Friday, October 9, 2015

A Bit of Information War

Yesterday, the news services carried a story about four Russian cruise missiles crashing in Iran.  This is an odd story to begin with, but a general location is shown.  Whether that happened or not - is a question of fact.  Iran says it did not.  Russia says it did not.  Our press says it did, and they have sources, unnamed of course.  Facts will come out eventually, and both the Russians and Iranians hope everyone will have moved on to something more interesting by the time those cellphone videos leak out to the rest of the world.  So, whether it did happen is a matter of facts not shown. 

This is the kind of Information War we are fighting with Russia, China and Iran, places that control what news services say about almost everything, and a free press which controls less than it should sometimes.  Why is it even important? 

Probably the first big issue is reliability of the Russian missiles.  The Russian arms merchants are just like ours and make a profit selling weapons to military units in their own country and their allies.  If they are not very good, nobody buys them.  The news stories, which the Russians posted and promoted with live-action video, said 26 missiles were fired.  We can take their word for that, but probably should look into that number.  They might have fired 50 and reported half that number.  Some of them could have fallen into the water after they left the ship, or blown up in the air without crashing on any land.  But, that number of launched-reached target is important to whether they can sell more.  I can just hear the Generals in the Kremlin saying, "What? You launched 50 and only 20 of them made it to their target?   These suck!  We are not buying any more."  So, the number they actually launched is important, and so it the number that actually hit the target they were set to hit.  That last thing is not that they struck ground in Syria, but that they hit the target they were supposed to hit.  A missile that hits a village 25 miles from that town it was supposed to hit, is not a good missile to keep in our inventory. We will never get those numbers, but those Russian Generals will.  

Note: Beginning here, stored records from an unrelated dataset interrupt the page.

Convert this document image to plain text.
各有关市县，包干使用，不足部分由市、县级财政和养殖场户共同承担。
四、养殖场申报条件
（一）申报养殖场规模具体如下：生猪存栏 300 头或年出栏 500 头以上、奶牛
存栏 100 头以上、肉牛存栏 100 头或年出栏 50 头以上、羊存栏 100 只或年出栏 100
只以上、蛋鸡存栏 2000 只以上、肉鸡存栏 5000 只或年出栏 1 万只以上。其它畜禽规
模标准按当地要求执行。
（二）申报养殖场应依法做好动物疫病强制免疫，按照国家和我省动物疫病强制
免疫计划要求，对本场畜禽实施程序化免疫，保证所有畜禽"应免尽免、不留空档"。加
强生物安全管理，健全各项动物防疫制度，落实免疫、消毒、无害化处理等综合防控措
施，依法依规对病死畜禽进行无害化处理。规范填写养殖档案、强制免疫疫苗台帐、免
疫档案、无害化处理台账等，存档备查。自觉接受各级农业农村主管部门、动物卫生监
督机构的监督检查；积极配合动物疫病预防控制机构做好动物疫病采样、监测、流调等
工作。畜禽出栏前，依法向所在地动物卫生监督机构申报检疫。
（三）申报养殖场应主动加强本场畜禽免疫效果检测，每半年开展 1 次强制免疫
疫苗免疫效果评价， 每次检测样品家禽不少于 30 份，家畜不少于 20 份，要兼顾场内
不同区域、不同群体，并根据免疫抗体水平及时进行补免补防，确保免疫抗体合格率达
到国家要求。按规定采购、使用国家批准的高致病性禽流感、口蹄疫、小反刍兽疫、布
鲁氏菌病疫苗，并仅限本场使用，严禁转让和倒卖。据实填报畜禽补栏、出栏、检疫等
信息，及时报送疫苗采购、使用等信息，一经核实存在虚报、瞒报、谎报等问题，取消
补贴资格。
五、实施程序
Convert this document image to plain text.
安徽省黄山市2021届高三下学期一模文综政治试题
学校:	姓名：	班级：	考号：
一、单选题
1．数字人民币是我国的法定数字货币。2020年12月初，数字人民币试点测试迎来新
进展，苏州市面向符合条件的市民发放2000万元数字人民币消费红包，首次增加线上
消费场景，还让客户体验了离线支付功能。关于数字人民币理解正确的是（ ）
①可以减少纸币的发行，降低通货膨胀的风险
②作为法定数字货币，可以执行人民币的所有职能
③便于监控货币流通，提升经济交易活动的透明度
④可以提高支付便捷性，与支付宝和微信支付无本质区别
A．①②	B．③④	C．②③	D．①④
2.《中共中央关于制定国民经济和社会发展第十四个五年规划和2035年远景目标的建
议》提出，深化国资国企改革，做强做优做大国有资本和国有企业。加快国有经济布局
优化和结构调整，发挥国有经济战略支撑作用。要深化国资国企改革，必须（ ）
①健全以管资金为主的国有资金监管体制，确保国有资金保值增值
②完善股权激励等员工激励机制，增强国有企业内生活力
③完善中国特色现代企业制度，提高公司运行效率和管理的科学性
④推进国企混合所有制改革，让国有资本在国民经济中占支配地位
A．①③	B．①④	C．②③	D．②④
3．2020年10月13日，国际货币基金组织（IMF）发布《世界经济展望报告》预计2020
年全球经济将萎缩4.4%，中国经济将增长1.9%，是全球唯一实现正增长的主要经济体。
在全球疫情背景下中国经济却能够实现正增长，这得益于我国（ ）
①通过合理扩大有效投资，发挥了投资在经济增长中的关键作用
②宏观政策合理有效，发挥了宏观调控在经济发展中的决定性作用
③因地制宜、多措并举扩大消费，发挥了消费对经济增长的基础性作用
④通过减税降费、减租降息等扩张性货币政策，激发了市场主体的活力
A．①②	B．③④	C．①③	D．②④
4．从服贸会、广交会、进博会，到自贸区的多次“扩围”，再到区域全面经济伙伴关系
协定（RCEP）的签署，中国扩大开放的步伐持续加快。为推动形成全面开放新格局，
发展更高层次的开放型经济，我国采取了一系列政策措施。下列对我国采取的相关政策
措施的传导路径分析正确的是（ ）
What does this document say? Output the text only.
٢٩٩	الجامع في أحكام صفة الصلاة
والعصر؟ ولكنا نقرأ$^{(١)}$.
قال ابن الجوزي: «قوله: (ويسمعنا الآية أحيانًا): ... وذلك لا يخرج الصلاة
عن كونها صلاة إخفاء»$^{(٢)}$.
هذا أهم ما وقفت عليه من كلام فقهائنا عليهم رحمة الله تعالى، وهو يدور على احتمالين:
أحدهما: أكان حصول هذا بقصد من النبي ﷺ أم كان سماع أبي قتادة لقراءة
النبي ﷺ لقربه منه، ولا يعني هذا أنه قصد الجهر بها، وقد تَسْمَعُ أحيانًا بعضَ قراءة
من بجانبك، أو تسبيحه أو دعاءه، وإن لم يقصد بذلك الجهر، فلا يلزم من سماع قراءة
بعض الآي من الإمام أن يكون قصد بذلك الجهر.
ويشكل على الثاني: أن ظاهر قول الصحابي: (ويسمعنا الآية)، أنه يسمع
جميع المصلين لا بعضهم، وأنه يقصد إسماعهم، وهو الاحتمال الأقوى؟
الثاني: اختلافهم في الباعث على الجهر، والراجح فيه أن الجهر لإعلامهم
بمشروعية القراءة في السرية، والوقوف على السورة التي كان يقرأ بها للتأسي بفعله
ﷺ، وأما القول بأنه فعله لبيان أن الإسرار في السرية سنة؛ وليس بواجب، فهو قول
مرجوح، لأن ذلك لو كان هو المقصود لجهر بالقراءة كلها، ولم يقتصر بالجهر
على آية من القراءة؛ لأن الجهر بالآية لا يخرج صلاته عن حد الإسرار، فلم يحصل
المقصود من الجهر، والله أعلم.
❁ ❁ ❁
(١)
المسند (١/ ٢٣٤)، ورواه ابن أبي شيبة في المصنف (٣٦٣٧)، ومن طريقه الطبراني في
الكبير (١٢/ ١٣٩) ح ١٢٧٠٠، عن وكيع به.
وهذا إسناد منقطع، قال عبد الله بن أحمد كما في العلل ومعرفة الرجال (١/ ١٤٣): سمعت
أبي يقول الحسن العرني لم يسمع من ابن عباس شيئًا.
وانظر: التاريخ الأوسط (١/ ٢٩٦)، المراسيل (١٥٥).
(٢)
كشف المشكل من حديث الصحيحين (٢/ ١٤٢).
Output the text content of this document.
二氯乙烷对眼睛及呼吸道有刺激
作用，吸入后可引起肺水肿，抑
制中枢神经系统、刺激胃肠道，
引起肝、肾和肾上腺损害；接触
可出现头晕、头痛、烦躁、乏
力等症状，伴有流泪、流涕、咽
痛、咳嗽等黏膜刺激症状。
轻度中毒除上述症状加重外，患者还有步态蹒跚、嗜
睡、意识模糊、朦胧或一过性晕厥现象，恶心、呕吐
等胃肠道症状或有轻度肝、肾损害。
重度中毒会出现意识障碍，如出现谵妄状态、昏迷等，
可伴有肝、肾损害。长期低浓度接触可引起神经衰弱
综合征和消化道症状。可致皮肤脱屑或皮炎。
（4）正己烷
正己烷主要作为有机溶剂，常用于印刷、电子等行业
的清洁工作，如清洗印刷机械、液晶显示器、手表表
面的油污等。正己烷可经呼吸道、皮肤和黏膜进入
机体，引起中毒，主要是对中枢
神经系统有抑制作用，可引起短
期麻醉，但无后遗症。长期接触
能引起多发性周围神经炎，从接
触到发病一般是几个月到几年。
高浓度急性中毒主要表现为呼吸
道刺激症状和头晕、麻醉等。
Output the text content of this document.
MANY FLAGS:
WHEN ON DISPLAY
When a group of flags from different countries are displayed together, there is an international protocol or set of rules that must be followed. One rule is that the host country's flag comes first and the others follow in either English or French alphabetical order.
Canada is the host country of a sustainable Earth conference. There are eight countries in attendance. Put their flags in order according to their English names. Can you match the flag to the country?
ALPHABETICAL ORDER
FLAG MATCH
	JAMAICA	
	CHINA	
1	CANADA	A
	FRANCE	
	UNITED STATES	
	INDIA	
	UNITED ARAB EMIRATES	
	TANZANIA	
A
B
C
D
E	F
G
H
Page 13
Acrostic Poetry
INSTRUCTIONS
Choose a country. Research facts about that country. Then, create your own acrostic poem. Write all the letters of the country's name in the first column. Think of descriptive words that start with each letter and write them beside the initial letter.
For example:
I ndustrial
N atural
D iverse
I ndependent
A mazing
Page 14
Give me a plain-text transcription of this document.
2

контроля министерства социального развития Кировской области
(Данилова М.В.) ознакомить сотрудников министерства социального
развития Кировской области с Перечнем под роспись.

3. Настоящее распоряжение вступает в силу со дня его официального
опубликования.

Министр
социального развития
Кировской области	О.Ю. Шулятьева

The second part is the missiles crashing in Iran.... 

So, the  Iranian government knew they were launching missiles and allowed them to overfly Iran.  This is not big news  to anyone, but not something Iran puts on the front page of its newspapers.  It makes people who don't like the Russians - and there are plenty of them in Iran - think twice about their government cooperating with another Satan.  Yes, and that Satan is firing missiles over our heads, and these may or may not fall out of the sky without warning.  This alone is a good reason for keeping that out of the papers. 


So, eventually we will see facts to support the story that  Russians missiles "crash landed" in Iran.  This euphemism is kind of like “water landing” that airlines use to make you feel like landing on the water is just like landing on land, except softer.  All those explosives that fell into that field are going to be hard for the tractor to plow around, not to mention the metal fragments.  We will get details at eleven.    It won't  be today, but it will be soon.  Don't forget about it in the meantime.